According to president-in-waiting Dr. Juergen Dahmer, Bayer will be investing US$1.8 billion to set up one new facility every year from now until 2009 at their polymers production site in Shanghai.

Dr Dahmer will succeed Dr Elmar Stachels as the president of Bayer Group for the Chinese mainland, Hong Kong and Taiwan this July.

Key facilities include a 200,000-ton-a-year polycarbonate plant, a 230,000-ton-a-year MDI plant, a 160,000-ton-per-year TDI plant, and a 50,000-ton-a-year HDI plant. The chemical products are widely used in electronics, automotive, coating and construction industries.

"When we make investment decisions in China, we are eyeing the long-term," said Stachels. "We have confidence in China."

Focussing on healthcare, crop science and material science, Bayer sees China's economic boom as providing great opportunities for further development.

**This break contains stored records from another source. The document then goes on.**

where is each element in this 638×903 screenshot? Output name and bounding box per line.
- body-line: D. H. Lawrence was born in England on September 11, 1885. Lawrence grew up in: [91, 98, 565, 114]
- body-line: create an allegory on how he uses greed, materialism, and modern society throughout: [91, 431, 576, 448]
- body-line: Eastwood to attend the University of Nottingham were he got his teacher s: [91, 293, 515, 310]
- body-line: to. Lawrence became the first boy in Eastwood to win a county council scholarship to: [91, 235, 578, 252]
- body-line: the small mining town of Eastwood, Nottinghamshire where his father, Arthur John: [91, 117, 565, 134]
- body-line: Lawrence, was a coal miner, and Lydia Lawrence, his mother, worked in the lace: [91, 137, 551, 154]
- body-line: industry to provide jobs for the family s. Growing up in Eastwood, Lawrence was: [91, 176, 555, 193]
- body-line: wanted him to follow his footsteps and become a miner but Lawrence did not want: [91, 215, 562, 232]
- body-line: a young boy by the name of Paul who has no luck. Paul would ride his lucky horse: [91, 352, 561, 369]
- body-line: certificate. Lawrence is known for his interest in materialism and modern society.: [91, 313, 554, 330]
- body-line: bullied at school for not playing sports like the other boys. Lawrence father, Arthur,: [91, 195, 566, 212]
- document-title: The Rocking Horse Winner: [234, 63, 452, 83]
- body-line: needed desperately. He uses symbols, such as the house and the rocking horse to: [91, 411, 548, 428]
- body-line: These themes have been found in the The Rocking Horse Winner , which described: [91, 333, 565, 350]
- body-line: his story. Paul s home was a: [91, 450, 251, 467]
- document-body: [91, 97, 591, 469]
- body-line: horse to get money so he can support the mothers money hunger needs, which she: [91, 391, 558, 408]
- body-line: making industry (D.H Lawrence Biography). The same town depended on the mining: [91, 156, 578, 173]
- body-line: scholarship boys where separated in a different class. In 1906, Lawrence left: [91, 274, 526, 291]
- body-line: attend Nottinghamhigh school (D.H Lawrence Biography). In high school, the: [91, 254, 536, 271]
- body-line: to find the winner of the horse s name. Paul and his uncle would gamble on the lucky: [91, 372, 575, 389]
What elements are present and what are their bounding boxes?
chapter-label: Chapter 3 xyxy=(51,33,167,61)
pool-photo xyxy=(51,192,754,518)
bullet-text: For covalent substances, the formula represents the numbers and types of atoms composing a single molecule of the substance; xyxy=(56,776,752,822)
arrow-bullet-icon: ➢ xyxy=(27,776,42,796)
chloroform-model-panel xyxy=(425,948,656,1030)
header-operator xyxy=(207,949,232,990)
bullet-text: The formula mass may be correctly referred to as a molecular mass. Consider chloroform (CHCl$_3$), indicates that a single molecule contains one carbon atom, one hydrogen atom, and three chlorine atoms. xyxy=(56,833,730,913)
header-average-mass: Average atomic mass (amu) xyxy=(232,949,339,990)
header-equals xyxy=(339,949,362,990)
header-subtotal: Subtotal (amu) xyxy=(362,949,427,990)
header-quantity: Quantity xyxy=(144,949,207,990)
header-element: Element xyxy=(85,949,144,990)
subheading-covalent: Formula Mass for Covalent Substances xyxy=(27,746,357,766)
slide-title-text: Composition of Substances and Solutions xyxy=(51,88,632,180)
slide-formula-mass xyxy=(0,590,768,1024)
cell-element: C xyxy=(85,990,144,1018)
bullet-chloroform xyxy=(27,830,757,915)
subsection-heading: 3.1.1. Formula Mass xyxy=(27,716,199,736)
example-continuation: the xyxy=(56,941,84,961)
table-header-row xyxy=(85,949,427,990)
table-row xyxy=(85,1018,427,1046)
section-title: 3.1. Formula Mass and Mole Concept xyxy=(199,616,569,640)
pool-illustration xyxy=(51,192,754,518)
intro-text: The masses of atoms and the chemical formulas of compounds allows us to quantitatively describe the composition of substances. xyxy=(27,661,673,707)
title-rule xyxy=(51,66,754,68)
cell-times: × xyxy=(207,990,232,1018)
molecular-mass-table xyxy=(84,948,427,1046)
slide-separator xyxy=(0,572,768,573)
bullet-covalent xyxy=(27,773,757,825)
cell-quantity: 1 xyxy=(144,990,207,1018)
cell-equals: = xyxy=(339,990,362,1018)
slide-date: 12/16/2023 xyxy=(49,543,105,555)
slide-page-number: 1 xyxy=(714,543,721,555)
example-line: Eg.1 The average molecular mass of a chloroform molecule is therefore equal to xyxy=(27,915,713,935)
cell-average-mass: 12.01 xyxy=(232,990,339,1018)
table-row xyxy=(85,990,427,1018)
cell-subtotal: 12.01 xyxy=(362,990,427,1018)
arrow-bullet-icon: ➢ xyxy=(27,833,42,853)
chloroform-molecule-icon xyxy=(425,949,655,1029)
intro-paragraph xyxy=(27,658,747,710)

"As the Chinese Government is shifting the focus of economic development from speed to quality, Bayer can provide solutions to satisfy China's needs," said Dr Dahmer.

The Chinese Government's enthusiasm for energy efficiency and conservation has led Bayer executives to believe innovations such as the company's fuel cell technology, insulating systems and coatings for buildings and houses can be profitable in the Chinese market.

On the healthcare front, Bayer's medication and technology can also help China tackle diseases on the rise, such as diabetes.

The challenges facing China, including water shortages, poor food quality, shrinking arable land, growing population, and increasing pollution, also provide great potential for Bayer's CropScience segment.